С одной стороны, нормативная поэтика, говорящая, как надо делать стихи, а с другой — историческая поэтика, говорящая, как они сделаны, то есть, в конечном счете, каким образом они выражают положение вещей, состояние языка, нравов, которое их породило. И вот, это принципиальное разделение помещает на одну сторону и адептов чистой литературы, и историков или социологов, которые делают из нее выражение общества — а вместе с ними и грезовидцев, созерцающих мир духов, и геологов социальных ментальностей. Это разделение подводит практику чистых художников и социальных критиков под юрисдикцию одного и того же спиритуалистского принципа, чья неискоренимая живучесть основана на способности трансформироваться в принцип позитивной науки и материалистической философии. Принцип резюмируется в двух фундаментальных правилах: во-первых, находить в словах ту жизненную силу, которая заставляет их произносить; во-вторых, находить в видимом знаки невидимого. «Когда вы переворачиваете затвердевшие страницы фолианта, пожелтевшие листы манускрипта, одним словом, поэму, кодекс, символ веры, то каково ваше первое впечатление? Что он не создал себя сам. Он — не что иное, как форма для литья, подобная ископаемой раковине, отпечаток, подобный тем формам, что оставило в камне животное, которое жило и погибло. Внутри раковины было животное, а за документом был человек […] Ведь когда вы своими глазами смотрите на человека, что вы ищете? Человека невидимого. Слова, достигающие ваших ушей, жесты, дыхание, одежда, действия — и любое произведение в любом жанре, доступное чувствам — являются для вас лишь выражениями; нечто в них себя выражает; это душа. Есть внутренний человек, сокрытый под человеком внешним, и второй — лишь манифестация первого».

<...>





Фото: Leslie Jones

Фото: Leslie Jones




Литература и культура — два термина, прилагающихся друг к другу. Литература-произведение индивидуального гения и литература-свидетель о духе или нравах общества возникают в результате одной и той же революции, которая, превратив поэзию в модус языка, заменила принципом выражения принцип репрезентации. Те, кто изобрел «литературу» во Франции — Сисмонди, Барант, Вильмен, Гизо, Кине, Мишле, Гюго, Бальзак и некоторые другие — одновременно изобрели и нашу «культуру» (они предпочитали называть ее «цивилизацией»). Они установили герменевтические принципы для истории и социологии — наук, которые наделяют молчание вещей красноречием истинного свидетельства о мире или же возвращают каждую произнесенную речь немой истине, проявляющейся в манере говорящего или на бумаге пишущего. Оппозиция творящего индивида и коллектива, так же, как и оппозиция художественного творения и культурной коммерции, может быть проговорена лишь в опоре на одну и ту же идею языка и один и тот же разрыв репрезентативного круга. Репрезентативный круг очерчивал конкретное общество, где осуществлялся речевой акт, совокупность критериев легитимности и легитимных отношений между автором, его «сюжетом» и его зрителем. Разрыв этого круга делает коэкстенсивными сферу литературы и сферу социальных отношений и связывает в прямом взаимовыражении уникальность произведения и проявленное в нем сообщество. Одно выражает другое, но не существует норм этой обоюдности. Только само понятие гения обеспечивает переход с одной стороны на другую.

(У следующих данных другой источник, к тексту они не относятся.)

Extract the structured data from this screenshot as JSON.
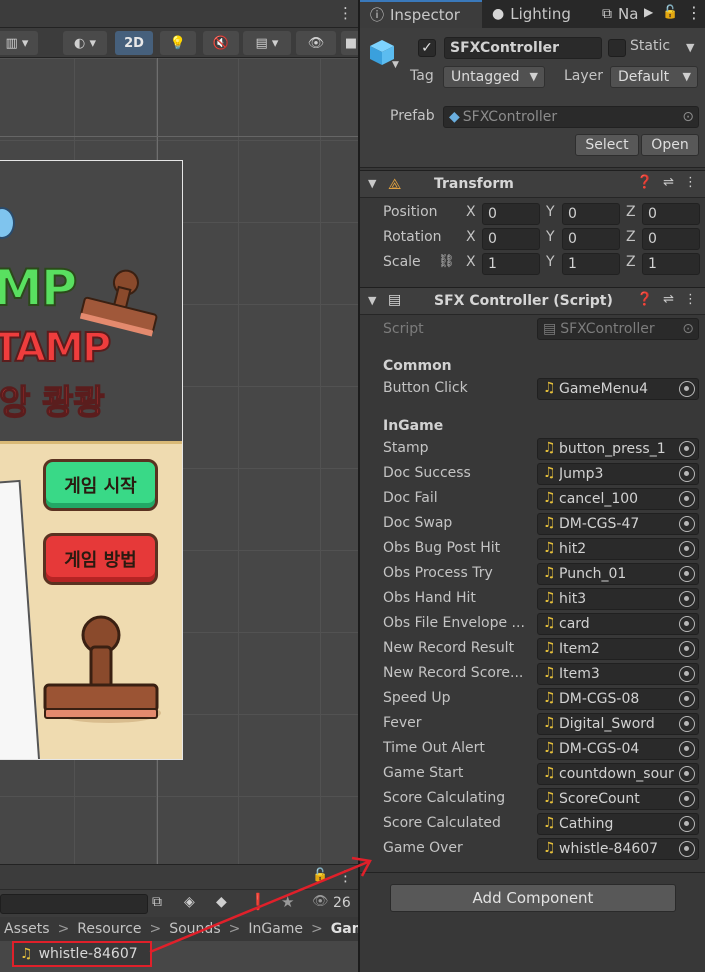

Романтический гений является гением отдельного индивида лишь постольку, поскольку он является гением места, времени, народа, истории.

Литература есть реализация не связанной нормами силы поэтичности лишь потому, что она есть «выражение общества». Но это отношение обоюдно. Каждая эпоха и форма культуры «имеет собственную литературу подобно тому, как каждая геологическая эпоха отмечена появлением определенных упорядоченных видов, принадлежащих одной системе». И также: «Поэма создает народ. Да, героическая Греция произвела Гомера; из Гомера же вышла цивилизованная Греция».